COLLEEN O’DEA | APRIL 17, 2017
Complexity and confusion about the law may have discouraged contractors from contributing directly to candidates and parties last year
For more than a decade, New Jersey’s pay-to-play laws have provided a check on businesses’ ability to contribute money to politicians in the hope of getting a government contract in return.
Last year, political contributions by public contractors dropped to the second-lowest level since restrictions took effect, according to a report released by the New Jersey Election Law Enforcement Commission earlier this month. The $8.1 million in contributions from businesses was 11 percent lower than in 2015 and less than half the high of $16.4 million reported in 2007.
Jeff Brindle, ELEC’s executive director, said the lack of gubernatorial or legislative elections in 2016 may account for some of the decline, but the complexity of the law is also discouraging contractors from contributing directly to candidates and parties.

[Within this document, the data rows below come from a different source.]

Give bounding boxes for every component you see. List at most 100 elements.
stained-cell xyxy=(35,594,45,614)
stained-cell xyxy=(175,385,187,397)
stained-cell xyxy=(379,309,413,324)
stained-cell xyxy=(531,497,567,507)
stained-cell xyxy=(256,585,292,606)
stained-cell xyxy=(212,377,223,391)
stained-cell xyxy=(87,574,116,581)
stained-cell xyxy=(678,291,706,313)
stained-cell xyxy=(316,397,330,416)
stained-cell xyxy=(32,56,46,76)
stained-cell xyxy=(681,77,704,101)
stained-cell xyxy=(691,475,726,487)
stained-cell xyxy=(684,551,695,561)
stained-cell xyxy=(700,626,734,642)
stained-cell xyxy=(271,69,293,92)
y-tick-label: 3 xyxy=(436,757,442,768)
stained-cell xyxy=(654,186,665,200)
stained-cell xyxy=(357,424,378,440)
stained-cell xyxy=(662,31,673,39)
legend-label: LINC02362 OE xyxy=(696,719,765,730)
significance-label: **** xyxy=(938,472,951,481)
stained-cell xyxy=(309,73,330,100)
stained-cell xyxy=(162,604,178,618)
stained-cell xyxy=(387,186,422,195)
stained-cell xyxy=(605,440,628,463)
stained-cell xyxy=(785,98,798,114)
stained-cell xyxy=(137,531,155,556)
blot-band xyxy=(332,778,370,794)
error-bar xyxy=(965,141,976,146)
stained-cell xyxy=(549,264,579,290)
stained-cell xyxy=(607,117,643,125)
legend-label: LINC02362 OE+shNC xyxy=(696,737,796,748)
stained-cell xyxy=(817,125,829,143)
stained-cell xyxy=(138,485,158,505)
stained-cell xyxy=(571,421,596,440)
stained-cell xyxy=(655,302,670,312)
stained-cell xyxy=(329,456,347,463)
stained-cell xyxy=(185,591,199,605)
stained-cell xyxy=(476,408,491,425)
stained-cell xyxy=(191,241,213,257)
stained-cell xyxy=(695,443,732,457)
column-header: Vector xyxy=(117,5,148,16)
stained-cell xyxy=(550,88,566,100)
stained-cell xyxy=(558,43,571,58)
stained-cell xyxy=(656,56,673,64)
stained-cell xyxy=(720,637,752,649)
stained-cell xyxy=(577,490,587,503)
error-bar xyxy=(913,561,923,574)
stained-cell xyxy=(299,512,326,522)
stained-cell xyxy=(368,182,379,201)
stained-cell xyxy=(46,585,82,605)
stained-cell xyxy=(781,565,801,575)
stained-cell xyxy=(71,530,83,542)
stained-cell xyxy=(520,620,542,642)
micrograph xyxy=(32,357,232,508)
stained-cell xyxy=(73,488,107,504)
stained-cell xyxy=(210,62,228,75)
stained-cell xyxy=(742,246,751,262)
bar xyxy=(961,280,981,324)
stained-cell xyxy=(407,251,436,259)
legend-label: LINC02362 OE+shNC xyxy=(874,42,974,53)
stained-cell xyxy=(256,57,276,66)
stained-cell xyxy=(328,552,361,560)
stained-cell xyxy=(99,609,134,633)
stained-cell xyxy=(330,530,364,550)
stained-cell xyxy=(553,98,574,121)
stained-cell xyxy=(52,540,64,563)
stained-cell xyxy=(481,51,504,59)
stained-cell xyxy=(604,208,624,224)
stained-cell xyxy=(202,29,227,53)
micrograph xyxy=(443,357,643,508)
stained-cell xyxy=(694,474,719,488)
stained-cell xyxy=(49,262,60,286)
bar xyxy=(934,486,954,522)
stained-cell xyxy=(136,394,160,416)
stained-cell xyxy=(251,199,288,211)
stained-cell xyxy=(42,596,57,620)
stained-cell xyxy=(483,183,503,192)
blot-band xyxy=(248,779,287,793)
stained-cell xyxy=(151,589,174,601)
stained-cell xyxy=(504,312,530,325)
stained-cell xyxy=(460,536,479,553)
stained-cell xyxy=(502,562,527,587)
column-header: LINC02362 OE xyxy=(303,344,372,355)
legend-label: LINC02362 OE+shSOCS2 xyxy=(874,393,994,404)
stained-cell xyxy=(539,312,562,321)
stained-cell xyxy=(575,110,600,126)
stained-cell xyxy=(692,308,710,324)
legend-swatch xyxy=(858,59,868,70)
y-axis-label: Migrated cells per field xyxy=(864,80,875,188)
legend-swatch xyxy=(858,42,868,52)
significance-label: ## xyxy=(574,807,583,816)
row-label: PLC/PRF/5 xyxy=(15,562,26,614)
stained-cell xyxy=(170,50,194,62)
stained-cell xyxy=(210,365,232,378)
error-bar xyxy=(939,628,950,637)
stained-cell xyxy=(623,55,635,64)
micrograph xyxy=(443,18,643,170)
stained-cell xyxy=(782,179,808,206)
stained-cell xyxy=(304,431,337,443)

Under pay-to-play laws, all businesses that have $50,000 or more in public contracts and have made political contributions must disclose both contract and contribution details to ELEC by March 30th of the previous year. There are some exceptions, but most firms with state contracts totaling $17,500 or more cannot give more than $300 to candidates, political parties, and legislative leadership committees. A business that violates the prohibitions must either ask for a refund of any excess contribution promptly or relinquish its contracts for four years.